The programme will also provide education and communications to students and staff.
Speaking to Nine to Noon, ACC Violence Injury Prevention Manager Mike McCarthy said people aged under 25 made up 43 percent of claims related to sexual violence.
He said while the programme would target young people, sexual violence and consent were much wider issues for New Zealand.
"Consent education for students is varied and inconsistent, and of course sometimes there is an extensive history of violence or abuse that has occurred to a young person well before they reach their tertiary setting."
New Zealand Union of Students' Associations president of the Jonathan Gee said there was a grass roots movement on campuses to combat sexual violence.
"There needs to be better understanding around the experiences of those who face sexual violence."
As part of the programme, staff will speak to first year students in halls of residence, as Mr Gee said many of them were often experiencing a new-found sense of independence with little support.
There would also be training on how to deal with being a 'bystander' in situations of sexual abuse, he said.
"Knowing what to do when you're at a party and you have an inkling that there might be an incident of sexual assault or sexual harassment taking place."

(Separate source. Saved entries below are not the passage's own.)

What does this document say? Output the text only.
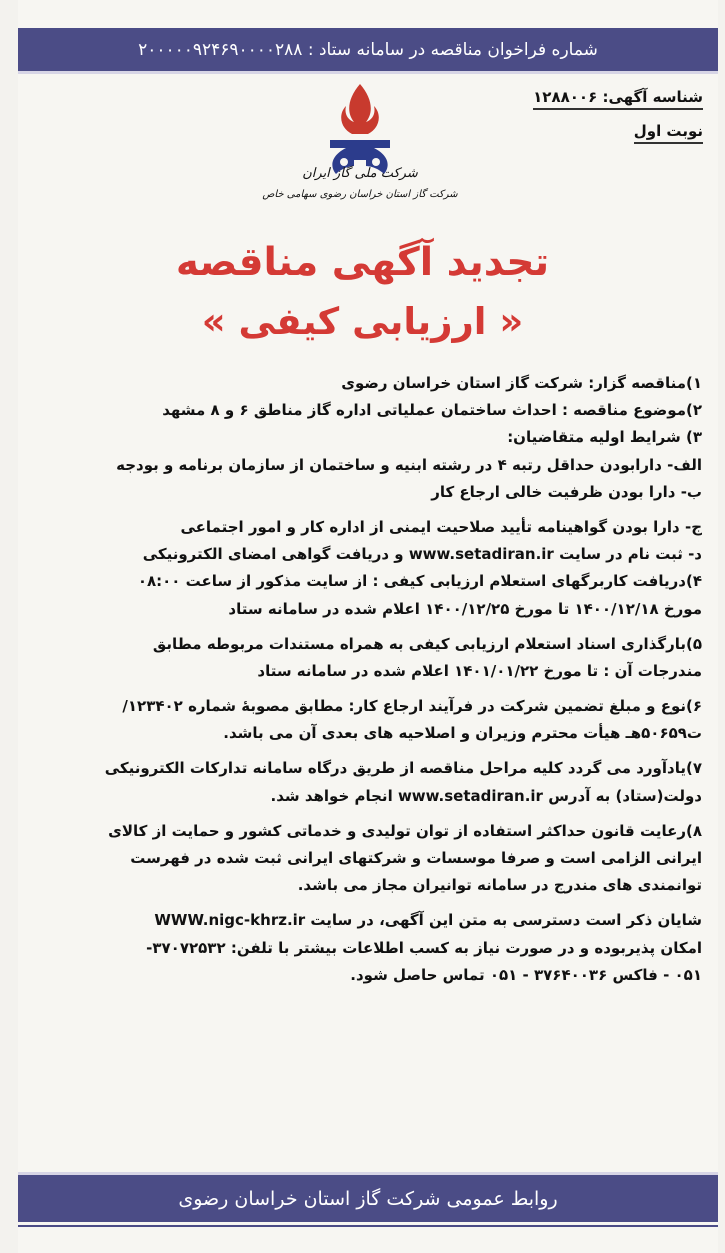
شماره فراخوان مناقصه در سامانه ستاد : ۲۰۰۰۰۰۹۲۴۶۹۰۰۰۰۲۸۸
شناسه آگهی: ۱۲۸۸۰۰۶
نوبت اول
شرکت ملی گاز ایران
شرکت گاز استان خراسان رضوی سهامی خاص
تجدید آگهی مناقصه
« ارزیابی کیفی »
۱)مناقصه گزار: شرکت گاز استان خراسان رضوی
۲)موضوع مناقصه : احداث ساختمان عملیاتی اداره گاز مناطق ۶ و ۸ مشهد
۳) شرایط اولیه متقاضیان:
الف- دارابودن حداقل رتبه ۴ در رشته ابنیه و ساختمان از سازمان برنامه و بودجه
ب- دارا بودن ظرفیت خالی ارجاع کار
ج- دارا بودن گواهینامه تأیید صلاحیت ایمنی از اداره کار و امور اجتماعی
د- ثبت نام در سایت www.setadiran.ir و دریافت گواهی امضای الکترونیکی
۴)دریافت کاربرگهای استعلام ارزیابی کیفی : از سایت مذکور از ساعت ۰۸:۰۰
مورخ ۱۴۰۰/۱۲/۱۸ تا مورخ ۱۴۰۰/۱۲/۲۵ اعلام شده در سامانه ستاد
۵)بارگذاری اسناد استعلام ارزیابی کیفی به همراه مستندات مربوطه مطابق
مندرجات آن : تا مورخ ۱۴۰۱/۰۱/۲۲ اعلام شده در سامانه ستاد
۶)نوع و مبلغ تضمین شرکت در فرآیند ارجاع کار: مطابق مصوبهٔ شماره ۱۲۳۴۰۲/
ت۵۰۶۵۹هـ هیأت محترم وزیران و اصلاحیه های بعدی آن می باشد.
۷)یادآورد می گردد کلیه مراحل مناقصه از طریق درگاه سامانه تدارکات الکترونیکی
دولت(ستاد) به آدرس www.setadiran.ir انجام خواهد شد.
۸)رعایت قانون حداکثر استفاده از توان تولیدی و خدماتی کشور و حمایت از کالای
ایرانی الزامی است و صرفا موسسات و شرکتهای ایرانی ثبت شده در فهرست
توانمندی های مندرج در سامانه توانیران مجاز می باشد.
شایان ذکر است دسترسی به متن این آگهی، در سایت WWW.nigc-khrz.ir
امکان پذیربوده و در صورت نیاز به کسب اطلاعات بیشتر با تلفن: ۳۷۰۷۲۵۳۲-
۰۵۱ - فاکس ۳۷۶۴۰۰۳۶ - ۰۵۱ تماس حاصل شود.
روابط عمومی شرکت گاز استان خراسان رضوی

McCarthy said the effects of sexual violence could be far reaching for young people.
"The impacts on their mental health and well-being can impact on their study and other aspects of their life."
He said ACC's primary approach was around prevention, but also around changing the culture surrounding sexual abuse.
"Some have been exposed to things that have become their norm and so it's challenging what that norm means."
While prevention was a key focus, the programme would also support victims.
"If we talk about this in the way that we're trying to be open about it, we are going to have more people come forward.
The agreement with the union is one of a number of programmes ACC is working on in the area, including its healthy relationship programme, Mates and Dates, which is being piloted in a number of schools.